Miami Marlins: TRADE J.T REALMUTO
Listen, I hate when teams completely phone it in and trade every good player they have, but this is getting ridiculous. Miami has already traded over half their roster, and Realmuto has stated multiple times that he will never sign another contract with them. His trade value is never going to be higher and it makes no sense to hold onto him for another year/year and a half. We all know there’s a long line of suitors…
Milwaukee Brewers: Keep it going
They are sound across the board and proved this season that they are for real. Sure, they could use some upgrades at some positions but with a team noted for their frugality it’s doubtful they’ll spend much, if anything, this offseason.
Chicago Cubs: Same as the Brewers?
They are a very similar team to the Brewers (except for their much larger payroll), and their priority should be the same: keep your roster together.
St. Louis Cardinals: Trade Jose Martinez
Sure he’s a great hitter, but his horrific defense and unclear fit on this roster make him an easy trade candidate. Teams would line up out the door to acquire the career .309 hitter, especially AL teams who would love to turn him into a DH.
Pittsburgh Pirates: Shortstop
That Chris Archer trade was so stupid!...But anyways, the Buccos need a shortstop to complete an otherwise sound roster and we already know there’s options. I really like Jose Iglesias here just because he resembles a more talented Jordy Mercer and he fits their identity, but any of the free agents (like the shortly-tenured Pirate Adeiny Hechavarria) would work fine.
Cincinnati Reds: Starting Pitching
They may keep Matt Harvey around, but we all know who he is now. They’re very high on Dallas Keuchel, but what pitcher would willingly sign to pitch in that ballpark? They only have four starters listed on their depth chart right now, so their best bet is to go after the cheaper starters on the market with some serious money that could (maybe) overcome the team’s poor record and location.

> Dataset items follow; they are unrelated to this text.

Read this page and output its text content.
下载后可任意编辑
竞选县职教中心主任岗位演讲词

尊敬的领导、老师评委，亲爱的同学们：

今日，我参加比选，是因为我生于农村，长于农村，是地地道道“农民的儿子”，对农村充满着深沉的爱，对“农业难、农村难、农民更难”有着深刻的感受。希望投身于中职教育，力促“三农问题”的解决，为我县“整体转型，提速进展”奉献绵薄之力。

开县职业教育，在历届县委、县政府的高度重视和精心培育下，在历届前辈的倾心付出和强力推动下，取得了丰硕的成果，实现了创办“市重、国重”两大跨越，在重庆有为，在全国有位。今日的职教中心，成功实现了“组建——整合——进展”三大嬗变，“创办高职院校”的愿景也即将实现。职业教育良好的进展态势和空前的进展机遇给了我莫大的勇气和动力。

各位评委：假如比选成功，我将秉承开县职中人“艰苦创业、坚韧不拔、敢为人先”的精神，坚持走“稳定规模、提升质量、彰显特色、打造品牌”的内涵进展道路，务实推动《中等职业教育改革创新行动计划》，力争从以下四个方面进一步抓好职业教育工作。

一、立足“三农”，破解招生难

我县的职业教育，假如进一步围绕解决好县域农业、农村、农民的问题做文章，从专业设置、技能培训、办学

Los Angeles Dodgers: Manny Machado
This goes down as a laughable trade if L.A can’t retain Manny.
Colorado Rockies: Catcher
Yeah yeah, I know they have a few position players who are either leaving or washed up (cough cough Ian Desmond) but with all the prospects they have they’ll be fine. Chris Iannetta is the current option at catcher, so you know there’s room for improvement. They could possibly use all those prospects to try and reason with the Marlins or they could turn to a catching market that includes Yasmani Grandal, Wilson Ramos, Martin Maldonado and a ton of other capable guys.
Arizona Diamondbacks: Decide what you’re going to be
Arizona is in that dangerous middle ground as a team right now where they are most likely going to be very mediocre (just like last year). They can either keep their current roster and add a few free agents, thereby reinserting their name into the NL West ring, or (more wisely) they could begin their rebuild. Paul Goldschmidt and Zack Greinke have drawn significant trade interest and both would likely net huge hauls in return. With so many key players becoming free agents (Patrick Corbin, A.J Pollock, Brad Boxberger, etc.) the D-Backs would be wise to look towards the future.
San Francisco Giants: Outfield
This has never been a strong suit for the Giants, and now they’re just running out Minor Leaguers to pass the time. Any breathing outfielder on the market would represent a huge upgrade for San Francisco, and with their willingness to spend every year they should be aggressive.
San Diego Padres: Relief Pitching
I would go with starting pitching just based off their roster but the Padres seem content with their young starters. Their bullpen was a huge plus last season, but with some key pieces leaving and others sure to regress it would be smart to stock up on as many free agent relievers as they can. San Diego is almost ready to emerge from its rebuild, and a good bullpen covers all sins.